Une matinée au salon de coiffure à Fréjus

Musique douce, intimité. Le salon de coiffure solidaire – au-dessus du local de la Société de Saint-Vincent-de-Paul de Fréjus (83) – invite à tout oublier. Cela tombe bien, ici, chacun cherche une parenthèse qui l’éloigne de sa dure réalité : l’isolement, la précarité… Depuis un an, le mercredi, chaque bénéficiaire alimentaire peut profiter d’une coupe pour 5 €.

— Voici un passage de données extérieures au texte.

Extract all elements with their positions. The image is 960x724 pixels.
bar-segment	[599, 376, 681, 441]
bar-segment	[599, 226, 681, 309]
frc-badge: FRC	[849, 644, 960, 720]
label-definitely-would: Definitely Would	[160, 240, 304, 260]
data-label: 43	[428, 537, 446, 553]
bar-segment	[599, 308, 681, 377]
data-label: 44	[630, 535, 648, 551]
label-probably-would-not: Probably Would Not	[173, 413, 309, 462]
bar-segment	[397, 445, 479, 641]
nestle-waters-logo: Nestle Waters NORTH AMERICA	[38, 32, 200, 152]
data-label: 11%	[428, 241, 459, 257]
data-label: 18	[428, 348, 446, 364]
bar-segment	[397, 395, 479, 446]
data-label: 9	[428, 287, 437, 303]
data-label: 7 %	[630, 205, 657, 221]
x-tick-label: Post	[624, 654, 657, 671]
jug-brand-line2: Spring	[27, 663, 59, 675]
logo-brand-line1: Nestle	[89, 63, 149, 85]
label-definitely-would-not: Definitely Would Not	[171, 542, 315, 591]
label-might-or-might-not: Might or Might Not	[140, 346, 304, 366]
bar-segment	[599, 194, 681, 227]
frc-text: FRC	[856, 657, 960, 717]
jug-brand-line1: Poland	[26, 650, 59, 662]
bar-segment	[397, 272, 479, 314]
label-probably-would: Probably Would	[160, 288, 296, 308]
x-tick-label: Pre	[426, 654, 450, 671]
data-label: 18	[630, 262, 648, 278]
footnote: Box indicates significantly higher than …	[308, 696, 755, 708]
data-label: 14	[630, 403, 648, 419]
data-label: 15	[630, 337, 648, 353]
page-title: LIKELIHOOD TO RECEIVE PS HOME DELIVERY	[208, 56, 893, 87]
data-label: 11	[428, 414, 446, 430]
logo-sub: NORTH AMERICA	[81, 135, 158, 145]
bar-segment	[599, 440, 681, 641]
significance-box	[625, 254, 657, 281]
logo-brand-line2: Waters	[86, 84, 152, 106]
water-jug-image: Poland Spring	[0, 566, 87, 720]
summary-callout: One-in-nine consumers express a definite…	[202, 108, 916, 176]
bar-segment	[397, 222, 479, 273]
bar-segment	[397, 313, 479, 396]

Par Alix de La Roncière, pigiste

Salon de coiffure

8H45

Tout est calme, seuls ses brace­lets tintent douce­ment. « Aujour­d’hui, j’ai quatre rendez-vous », annonce Violette, la coif­feuse béné­vole. Ses ciseaux glissent dans les cheveux de Jean-Michel qui a connu ce qu’il appelle un « acci­dent de la vie », sans en dire davan­tage. Ils discutent de l’ac­tua­lité du moment à Fréjus ; elle taille un peu ses sour­cils : « L’es­thé­tique, ça fait partie de la fini­tion. » Jean-Michel regarde sa coupe et sourit : « Chaque fois je suis content, y’a rien à dire. »

9H30

Violette : « J’ai toujours fait du béné­vo­lat. J’aime le contact avec les gens, ce que je donne et ce que ça m’ap­porte. » Elle a grandi « dans la coif­fure », dans le salon de ses grands-parents. « C’est saint Vincent de Paul qui m’a choi­sie : quand j’étais petite, j’al­lais au patro­nage, près de Paris. » Elle s’in­ter­rompt. Une jeune fille nommée Loui­sana – 14 ans – appa­raît, souriante : « Je suis venue avec une photo comme modèle. »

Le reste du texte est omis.